EL CURA MERINO, DE CERCA
POR esta época veía yo casi todas las mañanas al cura Merino y hablaba con él. Nunca me fue simpático. Lo encontraba soez, egoísta y brutal.
Su manera de ser la constituía una mezcla de fanatismo, de barbarie, de ferocidad y de astucia.
Era, en el fondo, el campesino, tal como suele ser en todas partes cuando las circunstancias desarrollan en él los instintos de lucha. El campesino produce el guerrillero, y este se suele desdoblar en dos tipos: el tipo generoso, comprensivo, que llega a perder su carácter de hombre de campo: Mina, el Empecinado, Zurbano; y el tipo sórdido, intransigente, invariable: Merino.
El primero es un ser de excepción; es un hombre de instinto que aspira a convertirse violentamente en un hombre de razón; es un espíritu que tiene fe en sí mismo y en los demás; el segundo, por el contrario, desconfía; teme todo cambio; cree que la menor transformación de la vida aniquilará su personalidad.
Merino, en el fondo, era uno de tantos campesinos en el cual se habían perfeccionado los instintos guerreros como en un perro se perfeccionan los instintos de caza.
Merino, más que a nada, temía a un posible rival.
Estaba entonces en la plenitud de la vida, pues contaría cuarenta años; tenía sentidos muy finos y despiertos, veía a enormes distancias la hora en el reloj del campanario de una iglesia, distinguía a lo lejos, por la forma del polvo, si llegaba caballería o infantería por una calzada, notaba el ruido más imperceptible y se daba cuenta de dónde provenía.
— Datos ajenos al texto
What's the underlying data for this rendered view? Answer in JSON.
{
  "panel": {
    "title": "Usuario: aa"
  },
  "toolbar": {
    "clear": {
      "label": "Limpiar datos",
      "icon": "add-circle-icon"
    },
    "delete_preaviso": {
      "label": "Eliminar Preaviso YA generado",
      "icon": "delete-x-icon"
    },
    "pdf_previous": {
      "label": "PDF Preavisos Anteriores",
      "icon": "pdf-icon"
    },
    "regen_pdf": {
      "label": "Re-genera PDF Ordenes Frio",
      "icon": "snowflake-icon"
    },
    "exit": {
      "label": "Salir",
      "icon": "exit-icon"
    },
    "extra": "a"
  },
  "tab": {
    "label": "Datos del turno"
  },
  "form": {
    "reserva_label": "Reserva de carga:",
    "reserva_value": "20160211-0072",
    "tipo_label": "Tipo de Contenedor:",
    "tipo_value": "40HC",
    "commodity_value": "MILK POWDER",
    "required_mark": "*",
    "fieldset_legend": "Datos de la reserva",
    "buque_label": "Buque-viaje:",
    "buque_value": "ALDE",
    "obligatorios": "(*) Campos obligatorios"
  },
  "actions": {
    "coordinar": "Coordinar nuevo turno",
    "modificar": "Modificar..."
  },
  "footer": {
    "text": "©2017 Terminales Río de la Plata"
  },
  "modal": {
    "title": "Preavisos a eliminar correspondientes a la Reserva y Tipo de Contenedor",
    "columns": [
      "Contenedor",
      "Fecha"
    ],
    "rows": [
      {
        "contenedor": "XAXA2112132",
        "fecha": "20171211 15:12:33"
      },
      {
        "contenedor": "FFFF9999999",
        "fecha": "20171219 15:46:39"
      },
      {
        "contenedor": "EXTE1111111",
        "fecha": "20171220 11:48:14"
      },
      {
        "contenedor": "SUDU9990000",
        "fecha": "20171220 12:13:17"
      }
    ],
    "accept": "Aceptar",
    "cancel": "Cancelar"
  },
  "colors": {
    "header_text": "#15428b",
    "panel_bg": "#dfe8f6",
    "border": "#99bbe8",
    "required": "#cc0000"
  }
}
Como jinete era una especialidad; hombre de poca carne y ligero cansaba apenas a los caballos, subía, bajaba, corría por los precipicios como si fuese en llano. Al distinguirle desde lejos daba la impresión de un caballero montado en un hipogrifo.
La primera vez que le vi en casa del párroco de Covarrubias, Merino iba un tanto desastrado; pero luego, cuando fue llegando el dinero de las Juntas se elegantizó, hasta parecer un currutaco.
Al pensar en Merino se me viene siempre a la imaginación una estampa vista en una tienda de París, años después, en la calle del Sena. La lámina tenía como leyenda: «Le curé espagnol Merino».
En el dibujo aparecía un clérigo narigudo con un sombrero de teja descomunal atado a la cabeza con un pañuelo, dando la impresión de que el guerrillero tuviera mal de muelas.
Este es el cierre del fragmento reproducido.